An average 7% growth rate has raised the standard of living in Vietnam in real terms. Over sixteen million motorbikes clog the roads each day, television is ubiquitous, and one in nine people has a telephone.

Dealing with poverty
Perhaps Vietnam’s greatest success story since re-unification is the remarkable reduction in absolute poverty. From over 50% of families before doi moi, the figure has fallen steadily to below 15%. The policy for poverty alleviation has now become one of eradication!

Joining the international community
At the same time, the country has steadily opened its doors to the world community. Rapprochement with the US in 1993 was a watershed in Vietnam’s international relationships, and opened up access to loans from the World Bank, the International Monetary Fund and the Asian Development Bank.

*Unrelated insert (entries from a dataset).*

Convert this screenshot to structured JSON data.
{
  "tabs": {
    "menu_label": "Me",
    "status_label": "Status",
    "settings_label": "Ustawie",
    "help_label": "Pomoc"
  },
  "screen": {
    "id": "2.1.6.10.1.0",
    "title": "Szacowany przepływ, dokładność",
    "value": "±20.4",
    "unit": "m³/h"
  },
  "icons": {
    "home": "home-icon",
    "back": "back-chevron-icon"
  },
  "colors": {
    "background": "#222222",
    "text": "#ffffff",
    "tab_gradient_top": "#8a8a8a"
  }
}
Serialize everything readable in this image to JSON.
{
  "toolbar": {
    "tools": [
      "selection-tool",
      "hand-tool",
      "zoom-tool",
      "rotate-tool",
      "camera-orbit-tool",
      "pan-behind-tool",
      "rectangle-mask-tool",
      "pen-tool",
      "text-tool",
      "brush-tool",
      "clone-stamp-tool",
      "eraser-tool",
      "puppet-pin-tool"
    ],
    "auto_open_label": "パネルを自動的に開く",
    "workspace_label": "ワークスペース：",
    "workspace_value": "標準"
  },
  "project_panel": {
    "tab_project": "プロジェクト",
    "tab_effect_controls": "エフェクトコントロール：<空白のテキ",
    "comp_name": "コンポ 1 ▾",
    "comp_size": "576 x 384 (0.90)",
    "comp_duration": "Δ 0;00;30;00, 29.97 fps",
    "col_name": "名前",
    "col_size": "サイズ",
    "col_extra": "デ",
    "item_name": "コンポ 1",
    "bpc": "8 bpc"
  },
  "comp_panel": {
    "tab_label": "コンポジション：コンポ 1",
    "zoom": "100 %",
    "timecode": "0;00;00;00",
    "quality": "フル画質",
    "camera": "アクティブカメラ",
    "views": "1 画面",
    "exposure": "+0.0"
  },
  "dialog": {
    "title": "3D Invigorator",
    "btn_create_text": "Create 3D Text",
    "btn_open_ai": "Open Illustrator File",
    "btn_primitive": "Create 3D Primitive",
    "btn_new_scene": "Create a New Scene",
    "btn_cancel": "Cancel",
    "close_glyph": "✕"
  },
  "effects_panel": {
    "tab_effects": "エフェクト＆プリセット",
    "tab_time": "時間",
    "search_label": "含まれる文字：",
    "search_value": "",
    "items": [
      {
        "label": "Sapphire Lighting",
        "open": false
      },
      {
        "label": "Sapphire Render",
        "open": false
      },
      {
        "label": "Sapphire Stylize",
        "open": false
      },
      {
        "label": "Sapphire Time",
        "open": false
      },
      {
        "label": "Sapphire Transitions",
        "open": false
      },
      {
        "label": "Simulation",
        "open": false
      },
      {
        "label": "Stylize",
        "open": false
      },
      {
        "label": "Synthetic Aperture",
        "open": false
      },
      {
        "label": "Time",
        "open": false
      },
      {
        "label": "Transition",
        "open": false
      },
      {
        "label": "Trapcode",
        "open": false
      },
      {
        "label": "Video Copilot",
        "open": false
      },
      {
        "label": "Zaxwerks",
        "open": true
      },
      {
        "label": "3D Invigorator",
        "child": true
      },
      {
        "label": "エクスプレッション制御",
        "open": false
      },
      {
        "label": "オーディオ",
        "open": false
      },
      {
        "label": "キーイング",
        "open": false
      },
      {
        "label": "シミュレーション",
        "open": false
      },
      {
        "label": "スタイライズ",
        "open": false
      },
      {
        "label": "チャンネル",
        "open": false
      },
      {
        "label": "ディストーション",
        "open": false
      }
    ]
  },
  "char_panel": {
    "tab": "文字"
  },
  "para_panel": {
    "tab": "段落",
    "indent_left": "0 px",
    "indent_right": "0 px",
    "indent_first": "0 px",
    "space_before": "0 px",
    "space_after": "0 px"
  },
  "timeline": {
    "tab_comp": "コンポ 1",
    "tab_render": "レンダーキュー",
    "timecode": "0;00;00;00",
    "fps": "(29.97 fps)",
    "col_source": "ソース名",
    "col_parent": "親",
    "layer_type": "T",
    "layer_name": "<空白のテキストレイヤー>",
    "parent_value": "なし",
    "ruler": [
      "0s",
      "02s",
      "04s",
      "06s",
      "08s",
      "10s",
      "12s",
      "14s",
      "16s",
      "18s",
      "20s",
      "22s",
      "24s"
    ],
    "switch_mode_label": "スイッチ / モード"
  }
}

Vietnam now trades across the world, has achieved ‘favoured nation’ status with the US, and is lobbying to enter the World Trade Organisation.

The pain of transition
Transition from being a pariah state to integration within the world community has not been trouble free. Structural changes in the economy have been painful for workers, exposure to market fluctuations as subsidies have been withdrawn has caused much hardship, and a widening wealth gap has heightened social tensions. Illicit drugs, HIV/AIDS and organised crime are all on the increase and are placing a strain on the economy. Nevertheless, Vietnam’s answer to the problems of globalisation is further integration, not drawing back.

Weathering globalisation
Despite Vietnam’s positive attitude towards globalisation, it is remarkably free of its excesses. Though rampant commercialism is evident in its cities and towns, the fads, fashions and heavy marketing of the multinational organisations is little in evidence. Whereas other Asian countries have reached out to the icons of consumerism, there are no McDonalds or Starbucks here, and KFC has only a token presence. Despite easy access to MTV and shops full of CDs and DVDs of Western pop music, young people seem to prefer a mixture of home-grown sentimental love songs and loud, repetitive dance music.

Vietnam’s Confucian tradition is innately conservative. Although there is an interest in what happens elsewhere, curiosity does not indicate a general wish to emulate the beliefs, behaviour or appearance of people in other countries. Unless there is a major change in the Vietnamese character, it looks as if the country will reap the benefits of globalisation, but escape its more pernicious manifestations!